水濡れした電源、焦げ臭い接続部、変色したプラグ、熱を持つタップは、再接続して様子を見る状態ではありません。切れる範囲で電源を止め、状況を写真で残します。
屋外コンセントの増設や固定配線を変える作業は、感電や電気火災に関わります。必要な場合は、電気工事業者や有資格者に設置場所、台数、電源方式を伝えて確認してください。
設置後に見直す点検ポイント
屋外カメラは、設置したら終わりではありません。雨の後、台風の後、季節の変わり目に、短時間でも同じ順番で見直すと異常に気づきやすくなります。
- レンズ外側の汚れ、内側の曇り、水滴
- ブラケット、ねじ、固定バンドの緩みやさび
- 防水ボックスのふた、パッキン、ケーブル穴
- 電源プラグ、ACアダプター、タップの発熱や変色
- 映像の白い曇り、夜間映像の乱れ、再起動の増加
異常が軽く見えても、同じ症状が繰り返す場合は記録を残してください。発生日、天気、映像の状態、接続部の写真があると、メーカーや設置先へ状況を伝えやすくなります。
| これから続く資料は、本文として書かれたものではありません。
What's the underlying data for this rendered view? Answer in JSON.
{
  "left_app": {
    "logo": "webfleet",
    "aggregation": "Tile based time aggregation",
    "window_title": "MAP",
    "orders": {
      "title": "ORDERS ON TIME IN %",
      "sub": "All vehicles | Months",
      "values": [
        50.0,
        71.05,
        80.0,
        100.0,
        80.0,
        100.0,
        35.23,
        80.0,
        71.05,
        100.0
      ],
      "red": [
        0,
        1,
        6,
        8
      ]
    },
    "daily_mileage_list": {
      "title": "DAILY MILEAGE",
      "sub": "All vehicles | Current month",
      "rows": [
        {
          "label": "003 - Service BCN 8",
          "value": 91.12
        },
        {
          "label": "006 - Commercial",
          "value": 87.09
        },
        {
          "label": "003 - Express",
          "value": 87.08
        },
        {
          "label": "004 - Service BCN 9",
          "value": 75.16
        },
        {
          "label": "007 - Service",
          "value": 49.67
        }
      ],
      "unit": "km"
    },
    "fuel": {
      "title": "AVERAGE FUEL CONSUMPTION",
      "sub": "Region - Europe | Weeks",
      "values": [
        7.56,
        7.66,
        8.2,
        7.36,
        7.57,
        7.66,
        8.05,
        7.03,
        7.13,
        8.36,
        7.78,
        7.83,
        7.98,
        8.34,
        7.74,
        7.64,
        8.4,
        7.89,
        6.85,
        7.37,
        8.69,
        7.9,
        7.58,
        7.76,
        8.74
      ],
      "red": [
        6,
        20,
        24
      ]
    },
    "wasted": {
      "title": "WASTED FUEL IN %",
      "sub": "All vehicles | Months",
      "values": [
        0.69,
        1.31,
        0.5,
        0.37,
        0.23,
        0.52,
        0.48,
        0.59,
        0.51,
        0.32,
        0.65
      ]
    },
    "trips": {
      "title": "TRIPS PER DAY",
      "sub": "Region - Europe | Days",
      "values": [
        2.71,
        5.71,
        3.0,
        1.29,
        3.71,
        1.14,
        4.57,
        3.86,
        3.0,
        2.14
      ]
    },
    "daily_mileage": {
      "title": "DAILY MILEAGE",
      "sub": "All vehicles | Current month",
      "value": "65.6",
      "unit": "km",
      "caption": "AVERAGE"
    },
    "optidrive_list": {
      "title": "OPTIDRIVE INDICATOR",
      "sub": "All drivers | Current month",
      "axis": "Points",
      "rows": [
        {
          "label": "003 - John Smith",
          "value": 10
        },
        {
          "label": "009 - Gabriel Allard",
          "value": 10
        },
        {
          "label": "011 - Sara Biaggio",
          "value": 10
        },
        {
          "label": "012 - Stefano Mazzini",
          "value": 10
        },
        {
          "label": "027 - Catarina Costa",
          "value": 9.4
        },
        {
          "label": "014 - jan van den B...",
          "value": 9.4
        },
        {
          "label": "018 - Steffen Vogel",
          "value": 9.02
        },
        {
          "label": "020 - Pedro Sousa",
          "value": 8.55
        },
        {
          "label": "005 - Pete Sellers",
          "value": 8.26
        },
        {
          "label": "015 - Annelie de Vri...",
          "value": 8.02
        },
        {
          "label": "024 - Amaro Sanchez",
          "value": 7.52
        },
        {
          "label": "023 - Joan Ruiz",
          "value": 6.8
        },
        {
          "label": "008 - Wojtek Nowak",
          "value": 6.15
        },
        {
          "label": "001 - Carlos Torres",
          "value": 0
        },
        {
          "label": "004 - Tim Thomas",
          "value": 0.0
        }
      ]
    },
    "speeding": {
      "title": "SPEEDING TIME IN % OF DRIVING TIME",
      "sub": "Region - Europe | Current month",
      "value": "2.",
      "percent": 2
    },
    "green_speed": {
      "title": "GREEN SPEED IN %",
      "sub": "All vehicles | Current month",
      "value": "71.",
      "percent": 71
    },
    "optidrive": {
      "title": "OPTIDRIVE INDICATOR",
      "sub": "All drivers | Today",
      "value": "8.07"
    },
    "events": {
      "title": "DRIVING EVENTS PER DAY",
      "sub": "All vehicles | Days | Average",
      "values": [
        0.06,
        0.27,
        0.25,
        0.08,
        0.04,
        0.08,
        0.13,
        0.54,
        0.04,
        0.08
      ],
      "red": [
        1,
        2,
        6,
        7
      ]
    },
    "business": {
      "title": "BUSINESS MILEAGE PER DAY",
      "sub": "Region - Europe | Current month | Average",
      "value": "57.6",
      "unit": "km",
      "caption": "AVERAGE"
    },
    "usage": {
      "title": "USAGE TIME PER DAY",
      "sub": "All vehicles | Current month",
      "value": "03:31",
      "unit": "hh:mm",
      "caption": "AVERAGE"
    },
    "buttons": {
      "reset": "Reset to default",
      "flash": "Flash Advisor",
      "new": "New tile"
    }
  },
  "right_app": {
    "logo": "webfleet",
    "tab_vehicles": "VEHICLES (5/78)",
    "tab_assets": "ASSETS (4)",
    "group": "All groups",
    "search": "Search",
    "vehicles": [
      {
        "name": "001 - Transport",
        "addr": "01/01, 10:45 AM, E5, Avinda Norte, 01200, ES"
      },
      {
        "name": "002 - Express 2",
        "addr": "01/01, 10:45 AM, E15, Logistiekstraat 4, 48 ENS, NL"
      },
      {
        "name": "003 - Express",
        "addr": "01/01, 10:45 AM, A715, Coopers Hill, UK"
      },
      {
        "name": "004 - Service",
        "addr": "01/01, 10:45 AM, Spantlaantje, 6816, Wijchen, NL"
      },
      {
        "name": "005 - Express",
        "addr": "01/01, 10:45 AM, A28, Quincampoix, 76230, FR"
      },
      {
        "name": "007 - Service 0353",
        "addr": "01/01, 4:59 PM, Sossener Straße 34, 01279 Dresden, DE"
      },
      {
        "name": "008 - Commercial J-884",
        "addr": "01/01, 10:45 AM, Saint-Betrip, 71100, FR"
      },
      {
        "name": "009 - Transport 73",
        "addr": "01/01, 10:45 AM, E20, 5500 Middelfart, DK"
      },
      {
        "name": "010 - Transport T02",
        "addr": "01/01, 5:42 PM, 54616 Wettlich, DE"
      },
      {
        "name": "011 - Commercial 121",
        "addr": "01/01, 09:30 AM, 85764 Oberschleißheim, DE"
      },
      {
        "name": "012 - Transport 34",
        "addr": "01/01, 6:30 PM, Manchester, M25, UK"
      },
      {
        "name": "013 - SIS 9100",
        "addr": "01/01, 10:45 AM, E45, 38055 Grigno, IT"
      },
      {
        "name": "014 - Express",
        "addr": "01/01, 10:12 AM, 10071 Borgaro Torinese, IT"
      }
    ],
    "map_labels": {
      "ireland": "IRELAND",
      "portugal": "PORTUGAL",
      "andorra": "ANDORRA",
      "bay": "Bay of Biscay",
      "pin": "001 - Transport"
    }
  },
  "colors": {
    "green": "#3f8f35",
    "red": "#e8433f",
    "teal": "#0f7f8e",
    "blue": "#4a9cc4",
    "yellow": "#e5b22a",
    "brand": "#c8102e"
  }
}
説明書にある動作温度、屋外設置条件、保証対象外の扱いも確認します。IP等級だけで判断せず、設置環境と使い方が条件に合っているかを見直してください。
まとめ|防水性能は接続部と環境確認まで見て判断する
屋外防犯カメラの防水性能は「スタート地点」にすぎない、と考えると失敗を減らせます。IP66やIP67を見た後に、接続部、電源、配線、環境、点検の順で確認してください。
とくに水濡れした電源、焦げ臭さ、端子の腐食、レンズ内側の水滴は、軽く見ない方がよいサインです。無理に使い続けず、写真と症状を残して確認先を決めましょう。
防水対応のカメラを選ぶことは大切です。ただし、長く安定して使うには、本体性能だけでなく、取り付け方と周辺部品まで同じ目線で見ることが必要です。